Ultrasonic suspension sample table for synchrotron radiation X-ray scattering test

Technical Field

The invention relates to the technical field of synchrotron radiation X-ray scattering tests, in particular to an ultrasonic suspension sample table for synchrotron radiation X-ray scattering tests.

Background

The synchrotron radiation X-ray technology is an important means for researching the microstructure evolution law of a liquid (melt) material under the action of an external field, such as the dynamic self-assembly behavior of a liquid nano material, the evaporation phase transformation behavior of colloid drops, the cooling crystallization behavior of a soft substance solution and the like.

Because of gravity, the liquid (melt) material needs to be encapsulated in a cavity made of a specific material when the synchrotron radiation X-ray scattering test is carried out at present, which brings great inconvenience to the collection of scattering signals and the analysis of data, such as: the difference of the electron cloud density of the liquid (melt) material is small, and the scattering signal of the liquid (melt) material can be further weakened by the absorption of the cavity material on the X-ray, even the scattering signal of the liquid (melt) material disappears; scattering signals (scattering rings, orientation, stray and the like) also exist in the cavity material, and the scattering signals may shield the scattering signals of the liquid (melt) material, so that the difficulty of data analysis is increased; the cavity material is contacted with the liquid (melt) material, and the microstructure evolution behavior of the liquid (melt) material under the action of an external force field and the like can be influenced.

If the liquid (solution) material can be suspended by the ultrasonic suspension device during the synchrotron radiation X-ray scattering test, and is not in contact with other supporting materials, no other window material is arranged on an X-ray light path, and the problems can be well solved.
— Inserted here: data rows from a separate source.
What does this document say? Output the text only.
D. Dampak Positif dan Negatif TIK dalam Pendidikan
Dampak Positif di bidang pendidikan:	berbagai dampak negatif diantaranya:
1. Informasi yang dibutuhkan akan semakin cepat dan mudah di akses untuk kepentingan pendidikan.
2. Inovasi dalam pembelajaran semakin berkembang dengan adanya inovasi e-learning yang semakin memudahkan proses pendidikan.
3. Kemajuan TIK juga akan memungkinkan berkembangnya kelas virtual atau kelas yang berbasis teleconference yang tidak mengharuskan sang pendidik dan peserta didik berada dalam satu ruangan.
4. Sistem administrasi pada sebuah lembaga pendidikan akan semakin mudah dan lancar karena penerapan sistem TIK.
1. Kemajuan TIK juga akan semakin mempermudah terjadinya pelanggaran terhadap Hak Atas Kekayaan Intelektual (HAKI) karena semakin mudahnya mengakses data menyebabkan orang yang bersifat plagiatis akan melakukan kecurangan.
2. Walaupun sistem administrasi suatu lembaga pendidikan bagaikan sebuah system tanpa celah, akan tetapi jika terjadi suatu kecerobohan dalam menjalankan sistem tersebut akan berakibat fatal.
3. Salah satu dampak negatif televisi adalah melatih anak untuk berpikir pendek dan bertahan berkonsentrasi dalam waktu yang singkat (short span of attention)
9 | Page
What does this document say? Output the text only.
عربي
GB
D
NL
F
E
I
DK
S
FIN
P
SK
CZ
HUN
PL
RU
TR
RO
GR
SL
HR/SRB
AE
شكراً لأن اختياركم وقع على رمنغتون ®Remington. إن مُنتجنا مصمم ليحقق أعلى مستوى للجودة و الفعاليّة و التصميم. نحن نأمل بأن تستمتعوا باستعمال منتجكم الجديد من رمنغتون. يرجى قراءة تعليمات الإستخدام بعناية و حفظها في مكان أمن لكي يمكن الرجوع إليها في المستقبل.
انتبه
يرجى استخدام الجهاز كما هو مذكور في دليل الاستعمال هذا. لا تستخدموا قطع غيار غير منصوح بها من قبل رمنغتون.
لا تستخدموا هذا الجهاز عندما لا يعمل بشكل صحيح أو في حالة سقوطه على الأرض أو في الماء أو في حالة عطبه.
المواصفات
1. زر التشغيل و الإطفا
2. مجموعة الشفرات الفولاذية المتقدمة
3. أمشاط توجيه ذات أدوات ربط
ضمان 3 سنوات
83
However, the experimental station for synchrotron radiation X-ray scattering test has a small space and many internal devices, so the spatial layout of the ultrasonic suspension device and other devices of the experimental station is a technical problem to be solved urgently; in addition, since the X-ray is invisible light, how to ensure that the X-ray enters a specific part of the suspended sample after the X-ray reaches the sample point of the experiment station is another technical problem to be solved.

Disclosure of Invention

The invention aims to provide an ultrasonic suspension sample stage for synchrotron radiation X-ray scattering test, which can suspend a sample during test, guide X-rays to enter a preset position of the sample and detect the light focusing state of the sample in real time.

In view of the above, the present invention provides an ultrasonic suspension sample stage for synchrotron radiation X-ray scattering test, comprising a real-time detection focusing device and an ultrasonic suspension device, which are sequentially arranged on a first optical axis along an incident direction of X-rays, wherein the ultrasonic suspension device is arranged to suspend a sample on the first optical axis.

The real-time detection light-focusing device comprises a CCD camera, an electric zoom lens barrel and a plane reflector which are sequentially arranged on a second optical axis vertical to the first optical axis, wherein the plane reflector is positioned at the intersection of the first optical axis and the second optical axis.

And the plane reflector is provided with a through hole for X-rays to pass through.

Furthermore, the real-time detection focusing device further comprises a first electric platform and a second electric platform, the first electric platform is arranged on the second electric platform, the CCD camera and the electric zoom lens barrel are arranged on the first electric platform, the second electric platform is arranged to adjust the position of the X axis and the position of the Z axis of the first electric platform, and the first electric platform is arranged to adjust the position of the CCD camera and the position of the electric zoom lens barrel on the lens focusing axis and the position of the Y axis.

Furthermore, the second electric platform comprises an X-axis sliding table and a Z-axis sliding table, the Z-axis sliding table is arranged on the X-axis sliding table or the X-axis sliding table is arranged on the Z-axis sliding table, the X-axis sliding table is arranged to be capable of moving on the X axis, and the Z-axis sliding table is arranged to be capable of moving on the Z axis.

Further, an adjusting platform is arranged on the second electric platform, the plane reflecting mirror is arranged on the adjusting platform, and the adjusting platform is arranged to adjust the inclination angle of the plane reflecting mirror and the X axis and the rotation angle around the Z axis, so that the X ray can completely pass through the through hole on the plane reflecting mirror.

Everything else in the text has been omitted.